Saturday, 26 September 2015

Overview of the processing pipeline

The sequence of operations

The basic sequence we follow is:
  • Examine the reference images
    • Extract data on the camera in the process
    • We have to select how we'll handle the camera model here
  • Process the images for feature points – these are points we can track across pictures
    • We have to pick one of the available feature detection algorithms here
  • Process the image point sets, filtering out “outlier” points (i.e. those which don't match between images)
    • We have to select a filtering mechanism, and set thresholds for discarding outliers
  • Incremental SFM, performing Bundle Adjustment
    • Pick an initial pair of images, 
    • Run the processing
    • Output the point cloud

While the detail of the underlying Incremental SFM & filtering algorithms are interesting, and actually rather clever, it's not essential to understand them completely in order to use the library – from a hacky-programmers point of view there are a couple of fairly simple APIs and abstractions that can be plugged in to perform the reconstruction work, and a handful of parameters to tune.

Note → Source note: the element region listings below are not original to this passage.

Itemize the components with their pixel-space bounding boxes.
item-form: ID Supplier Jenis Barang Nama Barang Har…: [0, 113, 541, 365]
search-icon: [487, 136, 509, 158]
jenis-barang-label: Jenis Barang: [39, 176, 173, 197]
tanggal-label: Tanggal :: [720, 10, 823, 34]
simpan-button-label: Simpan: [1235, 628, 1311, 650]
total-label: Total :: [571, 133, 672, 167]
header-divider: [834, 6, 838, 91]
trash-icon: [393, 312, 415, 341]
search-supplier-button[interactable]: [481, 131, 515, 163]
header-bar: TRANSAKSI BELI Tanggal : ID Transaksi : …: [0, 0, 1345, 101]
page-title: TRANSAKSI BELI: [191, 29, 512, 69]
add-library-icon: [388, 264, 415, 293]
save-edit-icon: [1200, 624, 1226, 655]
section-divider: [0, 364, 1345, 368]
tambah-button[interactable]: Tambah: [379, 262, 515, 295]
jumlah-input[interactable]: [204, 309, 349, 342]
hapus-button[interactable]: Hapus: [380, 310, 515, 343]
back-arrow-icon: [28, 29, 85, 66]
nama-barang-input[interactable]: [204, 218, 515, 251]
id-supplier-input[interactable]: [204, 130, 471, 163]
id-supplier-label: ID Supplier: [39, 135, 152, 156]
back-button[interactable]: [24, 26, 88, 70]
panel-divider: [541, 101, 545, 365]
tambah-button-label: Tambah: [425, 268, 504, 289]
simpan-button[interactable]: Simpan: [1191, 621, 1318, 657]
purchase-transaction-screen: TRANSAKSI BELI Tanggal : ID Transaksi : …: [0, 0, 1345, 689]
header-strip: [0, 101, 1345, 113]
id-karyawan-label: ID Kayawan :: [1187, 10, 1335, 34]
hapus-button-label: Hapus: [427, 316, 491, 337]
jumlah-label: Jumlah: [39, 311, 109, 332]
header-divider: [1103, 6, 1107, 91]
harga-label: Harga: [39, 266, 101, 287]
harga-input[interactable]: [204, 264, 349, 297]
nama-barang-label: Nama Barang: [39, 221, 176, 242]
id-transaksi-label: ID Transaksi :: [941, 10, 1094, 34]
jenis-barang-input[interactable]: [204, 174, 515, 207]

Top Level Data Structures & Concepts

The top level abstraction is that of an SFM container, openMVG::sfm::SfM_Data.

This class contains all of the data and configuration that is used to generate the output as a set of 3d points. We're going to be operating on a single instance of this throughout.

One other key point is the use of reference ID's to track things like camera information, image information, etc. Each ID (of type IndexT) is basically a 32 bit integer, and a number of internal data structures are lists which associate an ID value to a given instance.

The codebase also makes extensive use C++ 11's shared_ptr and unique_ptr smart pointer types to handle automatic object destruction, and as a consequence so will our application.

Finally – the objects all contain serialisation methods, which use the cereal library to save and reload information, and much of the standard use cases involve disk storage and reload to recover the state of processing. This minimal application mostly avoid this, but the feature detection is slow enough that we want to handle this.